The fretting nun’s secret

Kalebeul explained.

Someone else has asked whether there’s a fretting nun in this blog’s tagline simply because Spain is one of the lands of the setting sun. I suppose you could say that it’s also a passing nod to Iberian anti-clericalism, but, despite any impression left in the course of reading it (I’m not talking about the impression left by the keyboard on your forehead), the reference is actually to Wordsworth:

Nuns fret not at their convent’s narrow room;
And hermits are contented with their cells;
And students with their pensive citadels;
Maids at the wheel, the weaver at his loom,
Sit blithe and happy; bees that soar for bloom,
High as the highest Peak of Furness-fells,
Will murmur by the hour in foxglove bells:
In truth the prison, unto which we doom
Ourselves, no prison is: and hence for me,
In sundry moods, ’twas pastime to be bound
Within the Sonnet’s scanty plot of ground;
Pleased if some Souls (for such there needs must be)
Who have felt the weight of too much liberty,
Should find brief solace there, as I have found.

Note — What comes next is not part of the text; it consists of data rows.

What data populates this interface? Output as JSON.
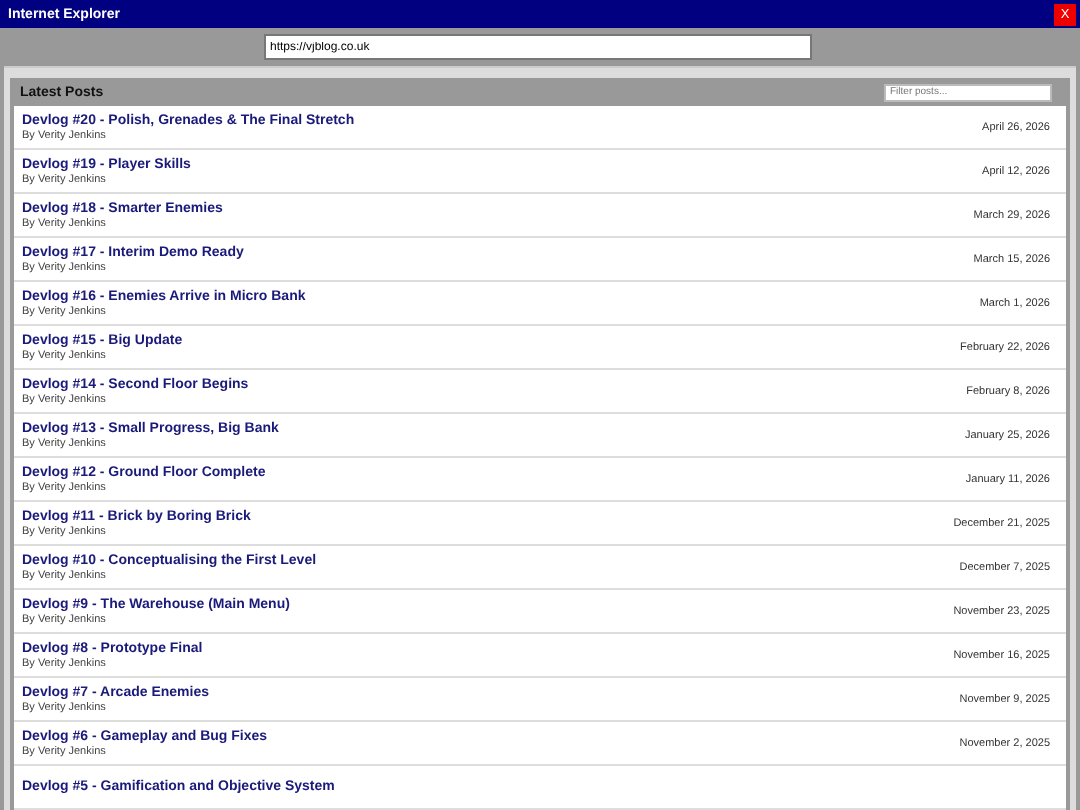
{
  "window": {
    "title": "Internet Explorer",
    "close": "X"
  },
  "address_bar": {
    "value": "https://vjblog.co.uk"
  },
  "panel": {
    "title": "Latest Posts",
    "filter": {
      "placeholder": "Filter posts..."
    }
  },
  "posts": [
    {
      "title": "Devlog #20 - Polish, Grenades & The Final Stretch",
      "author": "By Verity Jenkins",
      "date": "April 26, 2026"
    },
    {
      "title": "Devlog #19 - Player Skills",
      "author": "By Verity Jenkins",
      "date": "April 12, 2026"
    },
    {
      "title": "Devlog #18 - Smarter Enemies",
      "author": "By Verity Jenkins",
      "date": "March 29, 2026"
    },
    {
      "title": "Devlog #17 - Interim Demo Ready",
      "author": "By Verity Jenkins",
      "date": "March 15, 2026"
    },
    {
      "title": "Devlog #16 - Enemies Arrive in Micro Bank",
      "author": "By Verity Jenkins",
      "date": "March 1, 2026"
    },
    {
      "title": "Devlog #15 - Big Update",
      "author": "By Verity Jenkins",
      "date": "February 22, 2026"
    },
    {
      "title": "Devlog #14 - Second Floor Begins",
      "author": "By Verity Jenkins",
      "date": "February 8, 2026"
    },
    {
      "title": "Devlog #13 - Small Progress, Big Bank",
      "author": "By Verity Jenkins",
      "date": "January 25, 2026"
    },
    {
      "title": "Devlog #12 - Ground Floor Complete",
      "author": "By Verity Jenkins",
      "date": "January 11, 2026"
    },
    {
      "title": "Devlog #11 - Brick by Boring Brick",
      "author": "By Verity Jenkins",
      "date": "December 21, 2025"
    },
    {
      "title": "Devlog #10 - Conceptualising the First Level",
      "author": "By Verity Jenkins",
      "date": "December 7, 2025"
    },
    {
      "title": "Devlog #9 - The Warehouse (Main Menu)",
      "author": "By Verity Jenkins",
      "date": "November 23, 2025"
    },
    {
      "title": "Devlog #8 - Prototype Final",
      "author": "By Verity Jenkins",
      "date": "November 16, 2025"
    },
    {
      "title": "Devlog #7 - Arcade Enemies",
      "author": "By Verity Jenkins",
      "date": "November 9, 2025"
    },
    {
      "title": "Devlog #6 - Gameplay and Bug Fixes",
      "author": "By Verity Jenkins",
      "date": "November 2, 2025"
    },
    {
      "title": "Devlog #5 - Gamification and Objective System"
    }
  ]
}
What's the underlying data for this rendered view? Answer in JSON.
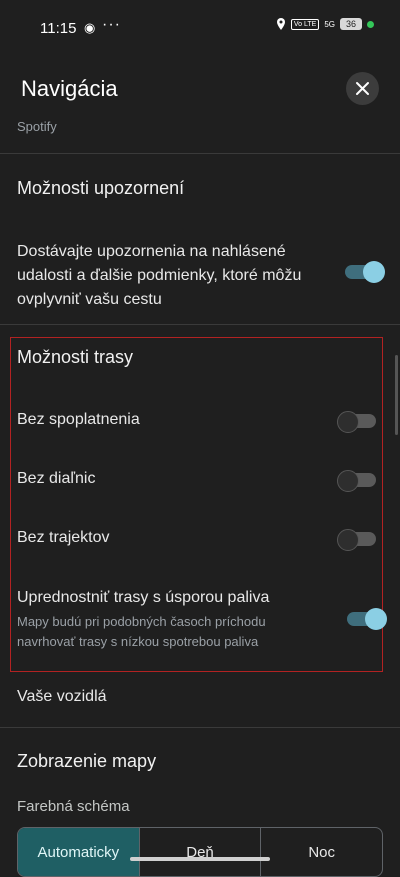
{
  "status": {
    "time": "11:15",
    "battery": "36",
    "net": "5G",
    "volte": "Vo LTE"
  },
  "header": {
    "title": "Navigácia"
  },
  "spotify_label": "Spotify",
  "notifications": {
    "title": "Možnosti upozornení",
    "description": "Dostávajte upozornenia na nahlásené udalosti a ďalšie podmienky, ktoré môžu ovplyvniť vašu cestu",
    "enabled": true
  },
  "route_options": {
    "title": "Možnosti trasy",
    "items": [
      {
        "label": "Bez spoplatnenia",
        "enabled": false
      },
      {
        "label": "Bez diaľnic",
        "enabled": false
      },
      {
        "label": "Bez trajektov",
        "enabled": false
      },
      {
        "label": "Uprednostniť trasy s úsporou paliva",
        "sub": "Mapy budú pri podobných časoch príchodu navrhovať trasy s nízkou spotrebou paliva",
        "enabled": true
      }
    ]
  },
  "vehicles_label": "Vaše vozidlá",
  "map_display": {
    "title": "Zobrazenie mapy",
    "color_scheme_label": "Farebná schéma",
    "options": [
      "Automaticky",
      "Deň",
      "Noc"
    ],
    "selected": "Automaticky"
  },
  "colors": {
    "accent": "#8bcfe4",
    "highlight_border": "#b22222",
    "selected_segment": "#1f5f64"
  }
}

I’m not sure solace is the word, but you get the drift or it will get you.

I used to sing a rather fine Dutch sonnet which begins as follows:

Elvis Aaron Presley overleden
de koning van de rock ‘n’ roll is dood
de grootste zanger van de wereldkloot
tot hij in militaire dienst moest treden.

Unfortunately I’ve forgotten the next ten lines. Verse that’s not divisible by four tends not to stick.